I’m saying “let’s work together for the good of the game here.” We need to put some structuring together where we can all coexist. If we continue to rip each other apart, the game suffers. When the game suffers, development suffers. We want the United States to win the World Cup. We want the United States to produce the next Roberto Baggio. When you have teams at any level that fail, then the game fails. We need investors to come in at all levels of the game, from Sunday leagues to Major League Soccer itself.
What I would like to see first in the amateur game, is that there is structure. That there is a hierarchy. The amateur game needs it. If we have professional Divisions I-III, then we need to have an official Division IV with criteria that delineates the standards of that level. To me, the current divisions don’t really mean anything, but that’s a whole other conversation. For now, let’s at least put some structure in where there are requirements that teams need to meet.
Everything that is underneath the National Team, underneath MLS and the other pro leagues, be it youth, recreational, amateur – we are the ones who are supporting the professional game. We’re supporting, we’re promoting, we’re buying tickets. We are the lifeblood of the professional game.
We need to come together and come to some agreement as to how we can all coexist. There’s room for everyone.
Have you had any success in these overtures?
Joe Barone: I’ve been told that at the mid-year meeting, conversations will happen, but look these conversations need to happen right away. Why wait? These need to happen immediately. I’m not here saying one league is bad and another is good. There’s room for everyone.
In the meantime, does it make sense to experiment within the NPSL? Perhaps a longer season, or a larger regional league?
Joe Barone: Definitely. We should be experimenting more. Now, there are certain regions where you can experiment more than others. The west definitely one of them because of the weather. The south. Places like the Sunshine Conference. Florida. Texas. Those are all areas where we can experiment. Traditional soccer hotbeds, where there is demand, where there are huge ethnic markets. Where the weather cooperates.
Places like New York are limited, but we should be experimenting more with different types of structures.
We’re willing to work with everyone here, but we need to be on the same page, unified with the same goals. This is where I say that the federation needs to step in and have all USASA, which is technically our governing body, and get us to get together. I’ve had these conversations with John Motta and I’ve had these conversations with Duncan Riddle.

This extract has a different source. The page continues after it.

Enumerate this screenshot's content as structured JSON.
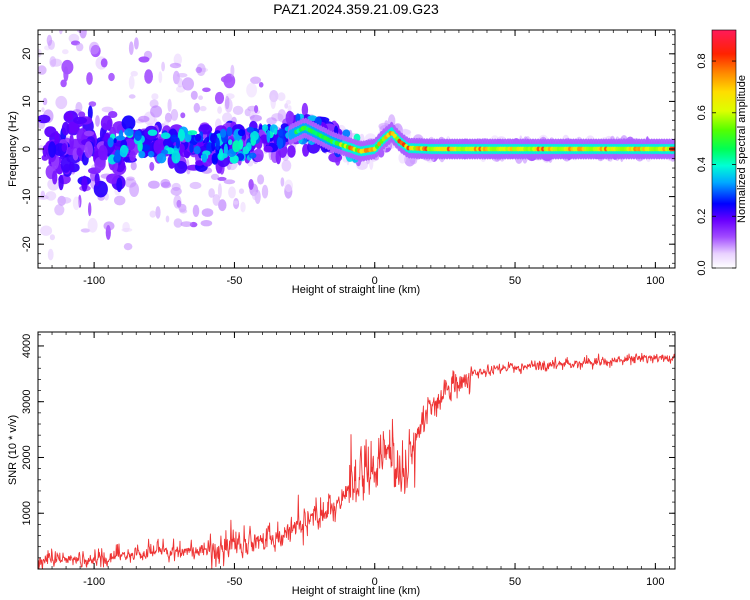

There is an extensive plan. I know, because I was part of putting it together. Along with Jef and Cindy we were part of putting this thing together.
I’m looking at the future of the game. I’m seeing these huge numbers, and not only with us in the NPSL. It’s not only about Detroit and Chattanooga. It’s everywhere. State leagues are drawing large crowds.
These are big potential fan bases that could benefit the professional game. The top of the pyramid is the pro game. That’s where our players aspire to be. It’s going to take time for a variety of reasons, but that’s where we want to go.
Is there anything else you’d like to see in American soccer?
Joe Barone: I would love to see more of our teams competing in other USASA competitions like regional state cups.
There are certain state associations like Cal South that are ahead of the game and are doing things at a higher level than others around the country.
The deliberate destabilizing scenarios in American soccer exists more today than it did 10 years ago. The game is much more advanced today than it was 10 years ago. That exists because of control. There are people who want control the game. And grow the game into a template.
Leagues like the NPSL and any other amateur league, pub leagues, the women’s game etc., have brought us to where we are today. And at the end of the day, we all need each other.